Seguramente la maestría de Bertolucci en el manejo de la luz, de los espacios y los planos contribuyen a hacer surgir la chispa de la película, pero creo que lo esencial está en otra parte, está por fuera de su saber…; quizás me equivoque pero pienso que lo que está en juego tiene mucho más que ver con su propia juventud, con la forma en que se deja atrapar por la vida, por una mirada apasionada dispuesta a dejarse sorprender. Por eso los personajes que nos presenta no caen en clichés facilones… no muestra una yonqui de veintitantos años ni un adolescente incomprendido por el mundo. Nos muestra los sujetos que soportan esos trajes, pero como si fueran vestimentas ocasionales, que no hacen ni dicen todo de quienes son. Igual que los demás: una abuela en los últimos días de su vida que pese al dolor que soportan sus huesos y el deseo de morir, puede seguir recibiendo con los ojos abiertos a su nieto, o una madre que quisiera que la vida fuera más fácil, o los zapatos de un camello en un ventana.

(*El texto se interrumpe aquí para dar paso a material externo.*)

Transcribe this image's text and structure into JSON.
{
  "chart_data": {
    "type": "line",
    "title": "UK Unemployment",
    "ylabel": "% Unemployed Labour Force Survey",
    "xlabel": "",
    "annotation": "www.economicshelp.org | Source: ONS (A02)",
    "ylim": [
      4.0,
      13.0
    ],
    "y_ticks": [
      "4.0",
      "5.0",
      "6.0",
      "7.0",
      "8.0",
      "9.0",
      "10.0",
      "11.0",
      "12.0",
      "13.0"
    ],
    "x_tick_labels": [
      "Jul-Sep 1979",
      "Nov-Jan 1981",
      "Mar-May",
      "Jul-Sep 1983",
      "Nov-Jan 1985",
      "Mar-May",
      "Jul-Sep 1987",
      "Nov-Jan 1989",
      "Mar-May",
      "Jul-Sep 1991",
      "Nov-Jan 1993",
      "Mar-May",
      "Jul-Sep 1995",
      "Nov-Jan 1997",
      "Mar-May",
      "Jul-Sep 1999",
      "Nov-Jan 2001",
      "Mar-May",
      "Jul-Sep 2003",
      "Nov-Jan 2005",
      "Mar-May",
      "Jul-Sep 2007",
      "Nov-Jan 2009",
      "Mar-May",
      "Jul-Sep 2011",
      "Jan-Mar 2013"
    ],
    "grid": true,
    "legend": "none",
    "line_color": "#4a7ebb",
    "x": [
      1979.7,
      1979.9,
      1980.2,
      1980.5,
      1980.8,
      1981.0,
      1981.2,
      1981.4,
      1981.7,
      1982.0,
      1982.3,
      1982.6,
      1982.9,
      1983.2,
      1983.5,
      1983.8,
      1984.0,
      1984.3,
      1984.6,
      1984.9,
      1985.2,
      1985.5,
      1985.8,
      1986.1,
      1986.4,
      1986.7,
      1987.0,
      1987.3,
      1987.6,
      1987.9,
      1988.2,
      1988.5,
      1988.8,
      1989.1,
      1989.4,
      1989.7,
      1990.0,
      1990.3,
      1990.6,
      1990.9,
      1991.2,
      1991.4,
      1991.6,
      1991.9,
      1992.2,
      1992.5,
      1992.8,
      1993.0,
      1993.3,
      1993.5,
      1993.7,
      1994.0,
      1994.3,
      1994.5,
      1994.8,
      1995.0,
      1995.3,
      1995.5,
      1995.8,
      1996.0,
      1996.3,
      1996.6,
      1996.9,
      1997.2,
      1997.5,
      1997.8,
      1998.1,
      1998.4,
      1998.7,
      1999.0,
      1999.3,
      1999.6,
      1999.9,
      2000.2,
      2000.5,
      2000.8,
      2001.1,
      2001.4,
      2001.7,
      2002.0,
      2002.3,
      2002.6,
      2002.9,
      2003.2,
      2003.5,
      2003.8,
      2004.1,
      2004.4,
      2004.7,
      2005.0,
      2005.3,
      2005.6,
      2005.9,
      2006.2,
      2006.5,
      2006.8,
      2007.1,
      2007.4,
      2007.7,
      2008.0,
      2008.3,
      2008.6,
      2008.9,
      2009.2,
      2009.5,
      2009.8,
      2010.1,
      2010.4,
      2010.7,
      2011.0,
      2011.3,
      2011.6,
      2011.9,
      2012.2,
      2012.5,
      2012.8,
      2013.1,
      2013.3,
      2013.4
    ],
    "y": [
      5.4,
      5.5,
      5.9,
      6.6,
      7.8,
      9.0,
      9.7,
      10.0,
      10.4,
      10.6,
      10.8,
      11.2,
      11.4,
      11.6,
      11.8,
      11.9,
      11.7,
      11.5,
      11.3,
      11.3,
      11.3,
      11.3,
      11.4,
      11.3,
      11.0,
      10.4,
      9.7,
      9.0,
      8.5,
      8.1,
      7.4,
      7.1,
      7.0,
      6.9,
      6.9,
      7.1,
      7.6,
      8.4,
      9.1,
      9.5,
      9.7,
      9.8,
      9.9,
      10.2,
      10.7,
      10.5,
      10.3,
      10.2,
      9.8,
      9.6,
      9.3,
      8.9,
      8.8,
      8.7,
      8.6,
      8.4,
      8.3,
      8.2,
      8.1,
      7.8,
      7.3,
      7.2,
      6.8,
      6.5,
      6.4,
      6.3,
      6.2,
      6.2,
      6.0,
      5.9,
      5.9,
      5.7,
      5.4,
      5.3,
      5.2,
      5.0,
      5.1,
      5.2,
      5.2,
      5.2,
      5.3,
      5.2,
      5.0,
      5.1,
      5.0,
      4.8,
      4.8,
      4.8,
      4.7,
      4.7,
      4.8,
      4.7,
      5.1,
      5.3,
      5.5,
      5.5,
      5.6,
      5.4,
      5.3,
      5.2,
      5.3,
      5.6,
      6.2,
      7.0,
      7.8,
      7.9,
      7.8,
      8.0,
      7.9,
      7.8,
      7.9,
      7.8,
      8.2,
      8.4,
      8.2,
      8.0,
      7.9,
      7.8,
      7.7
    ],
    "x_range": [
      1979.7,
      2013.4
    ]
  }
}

Nada asegura que, una vez salidos del auto-secuestro al que se someten esa semana blanca, ella va a dejar de consumir heroína y él va hallar la solución de cómo seguir soportando la vida familiar y escolar… pero algo en sus gestos ha cambiado: una sonrisa fugaz del chico ilumina y transforma ese rostro plagado de granos. El futuro está por escribir.